Melko

アリスの恋のMelkoのレビュー・感想・評価

アリスの恋(1974年製作の映画)
3.6
“I wanna go!”
“No.”
“Yes!”
“NO!”
“YEEEEEES!!”
“NO!!”
“Shit!”

味わいのあるジャケで気になってた作品
しっとりと大人の恋を描いた物語かと思いきや、全然違ってズッコケ笑
未亡人と一人息子のドタバタ生活奮闘記(母親の珍ラブストーリー描写多め)だった。
しかも監督がスコセッシって!
だからなのか、若々しいハーヴェイ・カイテルさんが出てきてビックリ!ニコニコしながら登場したから、「絶対何か裏がある…」と思ってたら、とんでもねぇ本性のゲス野郎だった。ある意味、期待を裏切らない暴れっぷりに天晴れ!

「こんなに頑張ってるのに、なんで何もかもうまくいかないんだろう…ただ幸せになりたいだけなのに…」な悲劇のヒロイン気質の主人公アリス…は置いといて、この作品の白眉は、息子トミー。
気に入らないことがあればすぐ手が出るし、育児に全く興味を示さない父親と、そんな夫の顔色ばかり伺い、八つ当たりのように怒ってばかりの母親の元で、自らの身と心を守るかのように、かなりサバサバした現実的な性格で口が悪く、子供特有の無邪気さを忘れてしまったようなトミー。
父親が突然事故死しても、特に悲しくない。多分そこまで愛情を注いでもらった記憶がないのかもしれない。母親アリスと2人きり、学校も行かせてもらえず、モーテル暮らし
母親アリスの性格を濃く受け継いでるのか、中身が成熟していない大人子供なアリスとくだらないやり取りで盛り上がる時もあれば、弾みで暴言を吐きまくってしまったり、成り行きとはいえ飲酒や万引きもやる、いわゆる悪ガキ。ああ言えばこう言う、その減らず口は圧巻。
だけど、アリスの男癖の悪さを冷静に心配したり、生活のためにウェイトレスとして仕事を得たアリスを「歌えないじゃん」と気にかける優しさもあり。もう少しすると本当に口も聞いてくれなくなってグレるかもしれない、嫌らしさとあどけなさが同居していて面白かった。

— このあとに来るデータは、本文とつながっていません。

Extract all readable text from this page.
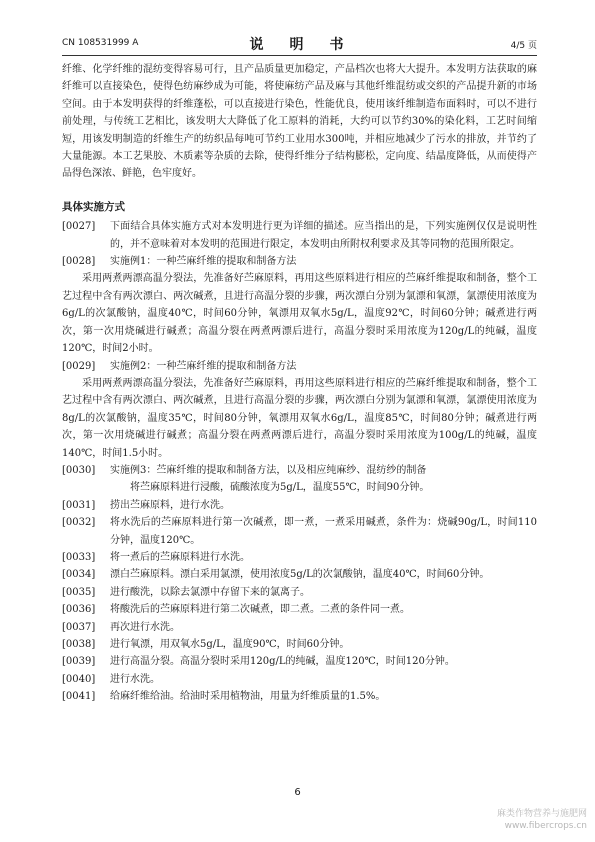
CN 108531999 A	说　明　书	4/5 页

纤维、化学纤维的混纺变得容易可行，且产品质量更加稳定，产品档次也将大大提升。本发明方法获取的麻纤维可以直接染色，使得色纺麻纱成为可能，将使麻纺产品及麻与其他纤维混纺或交织的产品提升新的市场空间。由于本发明获得的纤维蓬松，可以直接进行染色，性能优良，使用该纤维制造布面料时，可以不进行前处理，与传统工艺相比，该发明大大降低了化工原料的消耗，大约可以节约30%的染化料，工艺时间缩短，用该发明制造的纤维生产的纺织品每吨可节约工业用水300吨，并相应地减少了污水的排放，并节约了大量能源。本工艺果胶、木质素等杂质的去除，使得纤维分子结构膨松，定向度、结晶度降低，从而使得产品得色深浓、鲜艳，色牢度好。

具体实施方式
[0027]	下面结合具体实施方式对本发明进行更为详细的描述。应当指出的是，下列实施例仅仅是说明性的，并不意味着对本发明的范围进行限定，本发明由所附权利要求及其等同物的范围所限定。
[0028]	实施例1：一种苎麻纤维的提取和制备方法

采用两煮两漂高温分裂法，先准备好苎麻原料，再用这些原料进行相应的苎麻纤维提取和制备，整个工艺过程中含有两次漂白、两次碱煮，且进行高温分裂的步骤，两次漂白分别为氯漂和氧漂，氯漂使用浓度为6g/L的次氯酸钠，温度40℃，时间60分钟，氧漂用双氧水5g/L，温度92℃，时间60分钟；碱煮进行两次，第一次用烧碱进行碱煮；高温分裂在两煮两漂后进行，高温分裂时采用浓度为120g/L的纯碱，温度120℃，时间2小时。

[0029]	实施例2：一种苎麻纤维的提取和制备方法

采用两煮两漂高温分裂法，先准备好苎麻原料，再用这些原料进行相应的苎麻纤维提取和制备，整个工艺过程中含有两次漂白、两次碱煮，且进行高温分裂的步骤，两次漂白分别为氯漂和氧漂，氯漂使用浓度为8g/L的次氯酸钠，温度35℃，时间80分钟，氧漂用双氧水6g/L，温度85℃，时间80分钟；碱煮进行两次，第一次用烧碱进行碱煮；高温分裂在两煮两漂后进行，高温分裂时采用浓度为100g/L的纯碱，温度140℃，时间1.5小时。

[0030]	实施例3：苎麻纤维的提取和制备方法，以及相应纯麻纱、混纺纱的制备

将苎麻原料进行浸酸，硫酸浓度为5g/L，温度55℃，时间90分钟。

[0031]	捞出苎麻原料，进行水洗。
[0032]	将水洗后的苎麻原料进行第一次碱煮，即一煮，一煮采用碱煮，条件为：烧碱90g/L，时间110分钟，温度120℃。
[0033]	将一煮后的苎麻原料进行水洗。
[0034]	漂白苎麻原料。漂白采用氯漂，使用浓度5g/L的次氯酸钠，温度40℃，时间60分钟。
[0035]	进行酸洗，以除去氯漂中存留下来的氯离子。
[0036]	将酸洗后的苎麻原料进行第二次碱煮，即二煮。二煮的条件同一煮。
[0037]	再次进行水洗。
[0038]	进行氧漂，用双氧水5g/L，温度90℃，时间60分钟。
[0039]	进行高温分裂。高温分裂时采用120g/L的纯碱，温度120℃，时间120分钟。
[0040]	进行水洗。
[0041]	给麻纤维给油。给油时采用植物油，用量为纤维质量的1.5%。
6
麻类作物营养与施肥网
www.fibercrops.cn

あとそんなトミーの友達オードリー役で出てきたのがジョディ・フォスター!
独特の言い方してる”weird (変だよ)”のセリフが印象に残る。
低い声で宝塚の男役みたいに喋る。トミーの方が声が高いぐらい。髪型もあいまって、あら美少年!と最初思ってたら…
ラストのセリフが
“So long! Suckers!(あばよ!バカやろー)”でウケる笑

カフェでの女同士のやり取りも、こんなんあるよねーと思いつつ、ラストが納得いかないのでこのスコア。
これは時代もあるのかもしれないけど、美談でまとめて欲しくなかったなぁ
女性の自立がテーマなら、キチンと自立させてほしかった
旦那が死んで、一瞬は悲しんだだろうけど、悲しんでばかりもいられない。生活に追われるうちに、新たに恋もする。女は強い。
「男がいないと生きていけない」って言ってたアリス。私はそんなことないと思う。アリスは、男がいなくても生きていける気がする。
ほんの少し中身が成長したアリス、精神年齢がトミーよりほんの少し上なだけのアリス。
きっと、現代でそれを映像化すると押し付けがましくなるんだろうな。女性の声が大きくなりすぎる時があるから。でも今の感覚でこういうテーマを扱う作品を見てみたいかも。